Barson - one rescuing the other

This isn't particularly fluffy, but it's not really angst either, so I'm not sure how I should tag it. Anyway, it's for Millie with thanks.

Work Text:

“Another drink?”

“Mm.” Barba looked down at his empty glass, held loosely in one hand and resting on the leg he had bent up onto the sofa between himself and Benson. “I should probably go.” He ran a finger around the rim of his glass, glancing up at her. “Feels almost like old times.”

She shifted, her knee brushing his on the cushion. “Except this,” she said, lifting her hand from the back of the couch to finger lightly at his scruffy jaw. He smiled, turning his chin a little closer. “I know your beard grows fast but are you just never shaving unless you have court, now?” 

“You don’t like it?”

She raised her brows. “I didn’t say that.”

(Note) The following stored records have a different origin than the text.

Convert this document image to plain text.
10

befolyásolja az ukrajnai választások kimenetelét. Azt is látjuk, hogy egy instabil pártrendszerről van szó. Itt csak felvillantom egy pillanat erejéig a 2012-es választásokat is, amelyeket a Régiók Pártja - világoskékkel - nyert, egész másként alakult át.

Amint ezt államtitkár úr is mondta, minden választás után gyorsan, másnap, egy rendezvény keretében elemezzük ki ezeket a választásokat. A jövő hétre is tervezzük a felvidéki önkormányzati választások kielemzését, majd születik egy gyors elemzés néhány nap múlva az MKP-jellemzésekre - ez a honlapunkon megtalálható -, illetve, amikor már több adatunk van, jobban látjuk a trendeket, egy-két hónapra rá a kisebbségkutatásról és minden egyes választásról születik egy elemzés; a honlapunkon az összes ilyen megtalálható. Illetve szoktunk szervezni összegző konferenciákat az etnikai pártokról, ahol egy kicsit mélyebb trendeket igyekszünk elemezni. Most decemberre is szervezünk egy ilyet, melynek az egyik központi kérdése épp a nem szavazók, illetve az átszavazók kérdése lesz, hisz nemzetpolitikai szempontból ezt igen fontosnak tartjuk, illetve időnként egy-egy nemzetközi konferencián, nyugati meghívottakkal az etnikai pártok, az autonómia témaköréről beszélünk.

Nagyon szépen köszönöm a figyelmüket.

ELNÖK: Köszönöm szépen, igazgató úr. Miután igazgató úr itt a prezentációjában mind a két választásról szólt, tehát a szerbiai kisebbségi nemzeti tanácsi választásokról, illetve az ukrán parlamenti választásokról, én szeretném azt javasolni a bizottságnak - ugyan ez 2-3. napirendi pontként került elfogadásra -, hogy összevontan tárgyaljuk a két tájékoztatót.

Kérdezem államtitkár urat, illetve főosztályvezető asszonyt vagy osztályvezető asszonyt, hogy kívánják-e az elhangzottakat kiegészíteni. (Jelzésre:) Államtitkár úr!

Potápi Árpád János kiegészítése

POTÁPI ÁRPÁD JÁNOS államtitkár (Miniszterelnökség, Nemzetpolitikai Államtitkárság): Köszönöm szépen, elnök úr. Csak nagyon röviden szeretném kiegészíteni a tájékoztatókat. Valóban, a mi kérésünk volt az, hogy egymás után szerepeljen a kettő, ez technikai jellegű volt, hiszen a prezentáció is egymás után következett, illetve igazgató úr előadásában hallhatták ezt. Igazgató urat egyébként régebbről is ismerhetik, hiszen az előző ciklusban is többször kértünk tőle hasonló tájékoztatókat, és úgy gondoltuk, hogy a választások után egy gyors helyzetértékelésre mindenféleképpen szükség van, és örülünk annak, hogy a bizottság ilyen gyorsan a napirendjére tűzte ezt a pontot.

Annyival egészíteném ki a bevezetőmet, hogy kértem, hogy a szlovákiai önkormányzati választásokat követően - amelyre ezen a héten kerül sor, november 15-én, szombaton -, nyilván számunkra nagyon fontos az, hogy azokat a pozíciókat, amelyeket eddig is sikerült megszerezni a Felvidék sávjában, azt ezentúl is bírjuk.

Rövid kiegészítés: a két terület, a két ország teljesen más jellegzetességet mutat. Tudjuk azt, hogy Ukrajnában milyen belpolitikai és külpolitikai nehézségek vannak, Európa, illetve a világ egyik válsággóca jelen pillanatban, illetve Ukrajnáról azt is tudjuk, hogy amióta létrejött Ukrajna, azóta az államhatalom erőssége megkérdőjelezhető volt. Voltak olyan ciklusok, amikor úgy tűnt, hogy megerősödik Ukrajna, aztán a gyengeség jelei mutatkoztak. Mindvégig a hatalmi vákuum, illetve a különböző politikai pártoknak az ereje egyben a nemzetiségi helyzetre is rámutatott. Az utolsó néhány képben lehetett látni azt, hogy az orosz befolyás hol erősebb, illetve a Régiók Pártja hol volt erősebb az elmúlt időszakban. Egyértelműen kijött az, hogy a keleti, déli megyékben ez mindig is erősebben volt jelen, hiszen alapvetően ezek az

He laughed quietly and looked at his glass, pretending not to notice her fingers brushing over the gray patch in his hair before she resettled her hand onto the back of the sofa. “Maybe I’m getting lazy in my old age,” he suggested.

“More relaxed,” she countered. 

He cleared his throat. “Liv.” He lifted his head to meet her eyes. “I know I—”

She looked up behind him, her eyes widening in alarm, and he started to duck automatically. Before he could even begin to turn or ask what was wrong, she shrieked and scrambled away from him, knocking his empty glass onto the rug where it bounced with a muffled thud.

“Did you just squeal?” he asked as he threw an arm over his head. He had no idea what was happening, but the sound was so unexpected, so unlike her that it momentarily distracted him from anything else. “What—” he started, lurching off the couch toward her, following her in reaction to her fear, but movement out of the corner of his eye caught his attention and he whirled in time to see a dark object swoop through the middle of the room.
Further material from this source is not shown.